On June 6, 2023, LPY Law Group (LPY) received approval for a Form I-601 Application for Waiver of Grounds of Inadmissibility and Form I-485 Application to Register Permanent Residence or Adjust Status for a Client who was, at one point, a member of the communist party prior to coming to the United States.
Client came to the U.S. with an F-1 visa to earn her Master’s degree. Soon after graduation, she met her husband, a U.S. citizen, and they were married.
The following year, Client’s husband filed a Form I-130 Petition for Alien Relative concurrently with Form I-485 Application to Register Permanent Residence or Adjust Status. Client and her husband filed these cases themselves and attended the interview without an attorney. Following the interview, the USCIS issued a Request for Evidence (RFE) finding Client to be inadmissible pursuant to INA § 212(a)(3)(D) and ineligible to adjust status because she had been a member of the Chinese Communist Party (CCP) within five years of submitting the Form I-485 application. The RFE stated that Client did not qualify for exemption for involuntary membership under INA 212(a)(3)(D)(ii) based on the statement she provided and requested that Client submit Form I-601 Application for Waiver of Grounds of Inadmissibility. Client retained LPY to respond to prepare and submit the Form I-601 waiver application and to respond to the RFE for the I-485 application.
To meet the deadline for the RFE, LPY Law Group needed to prepare and submit the I-601 waiver application within about six weeks after Client retained our firm. With little time to spare, LPY began to prepare the evidence, which required proof of extreme hardship to a U.S. citizen or Lawful Permanent Resident spouse, child, or parent to qualify for the waiver. USCIS has stated that the “common consequences of denying admission” do not warrant a finding of extreme hardship.
At this point Client and her husband had barely been married for three years. Client’s only U.S. citizen relative was her husband, and they had no children or other dependents. Further, Client’s husband had only one close relative in the United States, his mother who lived in another state. Client and her husband were both high earning and successful STEM professionals with flourishing careers at a leading technology company in Silicon Valley.
LPY argued that Client qualified for several exceptions due to the fact that her membership was involuntary and non-meaningful, and that there was sufficient hardship to a qualifying relative, a U.S. citizen spouse, to merit approval of Form I-601 waiver request for humanitarian purposes, to assure family unity. Specifically, LPY requested that USCIS balance the adverse factors evidencing an alien’s undesirability as a permanent resident with the social and humane considerations presented on the alien’s behalf to determine whether the grant of relief in the exercise of discretion appeared to be in the best interests of the country.
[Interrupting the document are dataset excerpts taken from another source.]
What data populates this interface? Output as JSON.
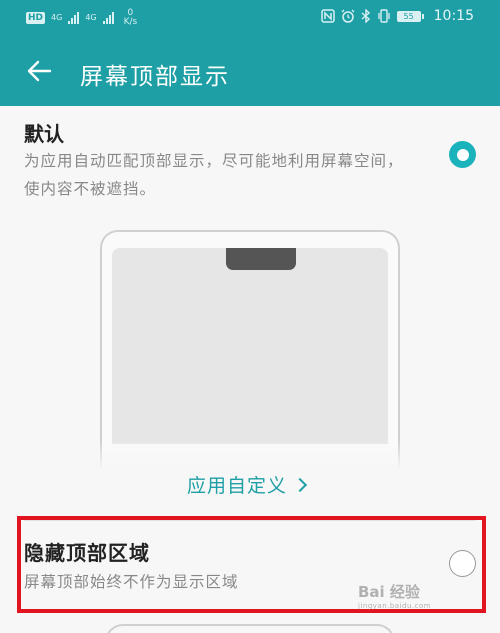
{
  "status_bar": {
    "hd_badge": "HD",
    "signal1_label": "4G",
    "signal2_label": "4G",
    "net_speed_value": "0",
    "net_speed_unit": "K/s",
    "battery": "55",
    "time": "10:15",
    "icons": [
      "nfc-icon",
      "alarm-icon",
      "bluetooth-icon",
      "vibrate-icon",
      "battery-icon"
    ]
  },
  "header": {
    "title": "屏幕顶部显示",
    "back_icon": "back-arrow-icon"
  },
  "options": [
    {
      "title": "默认",
      "description": "为应用自动匹配顶部显示，尽可能地利用屏幕空间，使内容不被遮挡。",
      "selected": true
    },
    {
      "title": "隐藏顶部区域",
      "description": "屏幕顶部始终不作为显示区域",
      "selected": false
    }
  ],
  "customize_link": "应用自定义",
  "watermark": {
    "text": "Bai 经验",
    "sub": "jingyan.baidu.com"
  },
  "colors": {
    "accent": "#1e9fa6",
    "radio_selected": "#1ab3bc",
    "highlight_box": "#e0151f"
  }
}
LPY argued that Client should qualify for an exception as her CCP membership was necessary “for purposes of obtaining employment…or other essentials of living.” The Client attested to joining the CCP due to social and financial pressures. Furthermore, once she left China, Client allowed her membership to lapse since the financial and social pressures to maintain membership were no longer present. Moreover, Client confirmed that her membership in the CCP was nominal, as she did not actively participate in any CCP activities outside of paying dues.
LPY argued that in addition to being involuntary, Client’s membership was non-meaningful, as it was devoid of any political implications. Client affirmed that her personal beliefs have never aligned with the ideological principles of the CCP and that she did not support their viewpoints. Additionally, as mentioned above, the memberships were merely for job opportunities and involved limited participation, further proving the memberships were non-meaningful.
Finally, LPY argued that Client’s qualifying relative, her U.S. citizen spouse, made her eligible for an exception for the maintenance of family unity. In the interest of preserving family unity, the Attorney General has discretion to grant the waiver for “humanitarian purposes” if it is not otherwise contrary to public interest. LPY presented evidence of Client’s significant economic, social, and family ties to the U.S. which would be severed if she had to relocate to China. Further, LPY argued Client’s spouse would experience extreme hardship if the waiver were denied, as Client has provided essential support, financially and emotionally. Client’s husband detailed the difficulties he would face in China. Further, Client is known for her good moral character, as attested to in letters from friends, family, and co-workers. The letters also explained the challenges the family would face if they were separated, or alternatively, forced to relocate to China. Overall, the United States would benefit from the services of Client in her role in the technology industry, as testified in Client’s personal statement and letters from friends.
Based on the substantive evidence, LPY successfully argued that Client fell under at least one of the exceptions for membership in a CCP under INA § 212(a)(3)(D)(ii), non-meaningful association under 9 FAM 302.5-6(B)(6), and the exception for close family members under INA § 212(a)(3)(D)(iv). As a result, Client will be able to remain in the United States with her husband and continue contributing to her local community and to the United States as a permanent resident.